What is Vector Index (pgvector)?

Turkish: Vektör İndeks (pgvector)

A vector index speeds up similarity search by organizing embeddings so nearest neighbors can be found efficiently at scale.

What is Vector Index (pgvector)?

A vector index is used to find the most similar records among text, image, or product embeddings. A normal database index looks for exact or ordered values; a vector index answers “which records are semantically closest to this query?”

How It Works

Each document, product description, or support ticket is passed through an embedding model and stored as a high-dimensional numeric vector. At search time, the user query is converted into a vector as well. The system compares vectors with measures such as cosine similarity, inner product, or L2 distance.

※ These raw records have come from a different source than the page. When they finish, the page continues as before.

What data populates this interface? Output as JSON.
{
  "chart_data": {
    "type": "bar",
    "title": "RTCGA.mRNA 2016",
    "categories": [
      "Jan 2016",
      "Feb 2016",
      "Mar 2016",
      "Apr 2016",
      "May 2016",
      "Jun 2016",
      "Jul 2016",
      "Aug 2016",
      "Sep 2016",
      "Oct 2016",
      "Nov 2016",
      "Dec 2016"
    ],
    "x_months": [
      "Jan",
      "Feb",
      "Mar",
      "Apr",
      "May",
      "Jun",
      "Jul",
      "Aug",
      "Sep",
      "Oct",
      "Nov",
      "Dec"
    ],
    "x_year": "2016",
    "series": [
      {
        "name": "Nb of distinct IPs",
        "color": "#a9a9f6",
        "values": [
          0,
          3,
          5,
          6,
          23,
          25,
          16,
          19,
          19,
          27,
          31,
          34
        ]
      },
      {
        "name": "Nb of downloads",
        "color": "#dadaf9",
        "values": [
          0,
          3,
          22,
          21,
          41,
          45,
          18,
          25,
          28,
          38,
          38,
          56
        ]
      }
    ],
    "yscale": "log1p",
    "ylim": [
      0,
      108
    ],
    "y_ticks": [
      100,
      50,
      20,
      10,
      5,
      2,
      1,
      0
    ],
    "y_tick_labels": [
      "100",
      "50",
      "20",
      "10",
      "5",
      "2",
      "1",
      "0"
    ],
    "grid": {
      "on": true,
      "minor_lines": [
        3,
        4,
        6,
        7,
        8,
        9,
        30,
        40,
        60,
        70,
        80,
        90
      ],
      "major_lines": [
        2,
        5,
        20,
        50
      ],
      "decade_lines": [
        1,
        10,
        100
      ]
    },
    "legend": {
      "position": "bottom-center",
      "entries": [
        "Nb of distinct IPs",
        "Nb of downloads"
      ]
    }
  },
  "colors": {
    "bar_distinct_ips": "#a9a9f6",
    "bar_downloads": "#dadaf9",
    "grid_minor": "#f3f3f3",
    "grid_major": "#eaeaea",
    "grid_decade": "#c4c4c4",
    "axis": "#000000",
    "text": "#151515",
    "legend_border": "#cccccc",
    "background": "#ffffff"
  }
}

For small datasets, a full scan may be acceptable. As data grows, approximate nearest-neighbor indexes such as HNSW or IVFFlat reduce search time. pgvector brings HNSW and IVFFlat vector indexes into PostgreSQL.

Where It Is Used

RAG knowledge assistants, product similarity, semantic document search, support-ticket matching, and recommendation systems use vector indexes. The quality of the embedding strongly affects result quality. Running pgvector on PostgreSQL can keep relational data and vector search in the same database.

For very large volumes, very low latency, or specialized scaling needs, a separate vector database may be a better fit.